Not that all the action took place in Nevada. At opposite ends of the continent, Alaska and Florida experienced unusually severe fire seasons. From mid-June to the end of July, the number of acres burned in Alaska jumped from 50,000 to more than one million. Florida suffered through a year where 341,000 acres were scorched. Even the mid-Atlantic states, not known as a wildland fire hotbed, had their share of blazes.

California also experienced an active season. Stubborn wildfires plagued the state well into November, perpetuated by strong winds and almost no precipitation during late summer and early autumn.  Two fire complexes, that were ignited August 28 and September 8 challenged firefighters for more than two months as they burned in steep and rugged terrain and dry vegetation.

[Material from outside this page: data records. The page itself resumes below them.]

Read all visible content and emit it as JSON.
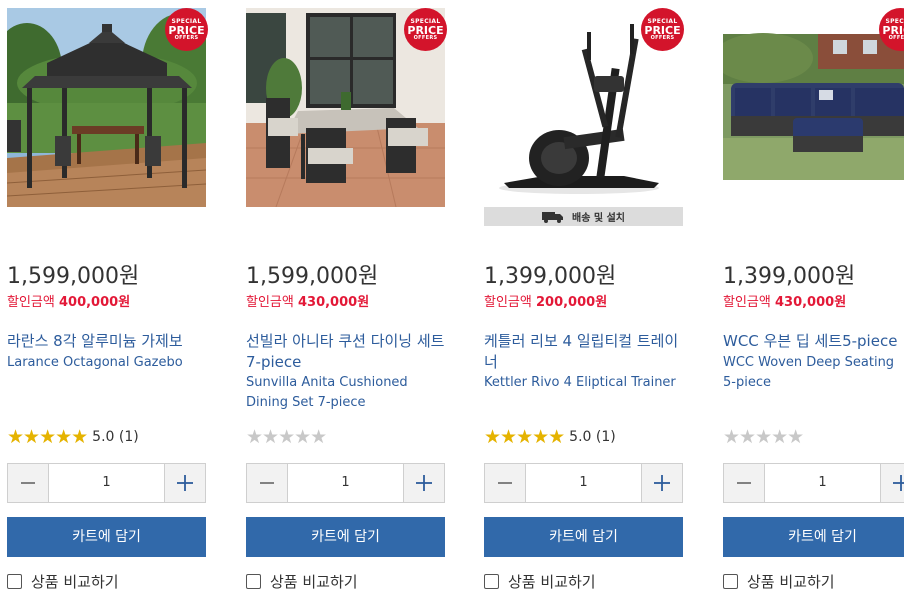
{
  "badge": {
    "line1": "SPECIAL",
    "line2": "PRICE",
    "line3": "OFFERS"
  },
  "products": [
    {
      "price": "1,599,000원",
      "discount_label": "할인금액",
      "discount_value": "400,000원",
      "name_kr": "라란스 8각 알루미늄 가제보",
      "name_en": "Larance Octagonal Gazebo",
      "rating_stars": 5,
      "rating_text": "5.0 (1)",
      "qty": "1",
      "cart_label": "카트에 담기",
      "compare_label": "상품 비교하기"
    },
    {
      "price": "1,599,000원",
      "discount_label": "할인금액",
      "discount_value": "430,000원",
      "name_kr": "선빌라 아니타 쿠션 다이닝 세트7-piece",
      "name_en": "Sunvilla Anita Cushioned Dining Set 7-piece",
      "rating_stars": 0,
      "rating_text": "",
      "qty": "1",
      "cart_label": "카트에 담기",
      "compare_label": "상품 비교하기"
    },
    {
      "price": "1,399,000원",
      "discount_label": "할인금액",
      "discount_value": "200,000원",
      "name_kr": "케틀러 리보 4 일립티컬 트레이너",
      "name_en": "Kettler Rivo 4 Eliptical Trainer",
      "rating_stars": 5,
      "rating_text": "5.0 (1)",
      "qty": "1",
      "cart_label": "카트에 담기",
      "compare_label": "상품 비교하기",
      "image_caption": "배송 및 설치"
    },
    {
      "price": "1,399,000원",
      "discount_label": "할인금액",
      "discount_value": "430,000원",
      "name_kr": "WCC 우븐 딥 세트5-piece",
      "name_en": "WCC Woven Deep Seating 5-piece",
      "rating_stars": 0,
      "rating_text": "",
      "qty": "1",
      "cart_label": "카트에 담기",
      "compare_label": "상품 비교하기"
    }
  ],
  "colors": {
    "price_text": "#333333",
    "discount": "#e31837",
    "product_link": "#2d5c9c",
    "star_filled": "#e5b300",
    "star_empty": "#c8c8c8",
    "cart_button": "#3169aa",
    "badge": "#d3142b"
  }
}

By early-November, more than five million acres of land burned in about 85,000 wildland fires across the United States.

Do those figures indicate a disastrous season? Not necessarily. Where fire season was good, it was very good. The Southwest and Pacific Northwest, for example, had light-to-moderate seasons. Colorado, Wyoming, Utah, northern Idaho and Montana had their bouts with wildland fire, but overall, their seasons were tame.

The erratic fire season can be blamed primarily on one factor: La Nina, a pool of cool water in the tropical seas of the Pacific.

Rick Ochoa, a meteorologist for the National Weather Service in Boise, Idaho, explains.

"La Nina had a major impact on the fire season," Ochoa says. "La Nina usually brings dry winters and springs to the southern tiers of states. That’s why we’ve had a very busy fire season from Southern California to Florida."

In the Northwest and Rocky Mountain states, La Nina generally brings dry autumns and wet winters. Nevada, California and other parts of the West "had a terrible combination of weather: a windy spring, a hot dry summer, dry lightning in August and September, topped off by a warm and dry fall," Ochoa says.

The mountains started out with record-breaking snows in parts of the West, but they also dried out by late summer. Some well-timed rain in September and a little less dry lightning than Nevada helped keep the lid on fires in the Northwest and Northern Rockies.

"La Nina most likely will continue through the winter. If that’s the case, then we could have an active season in the southern states again next spring," predicts Ochoa.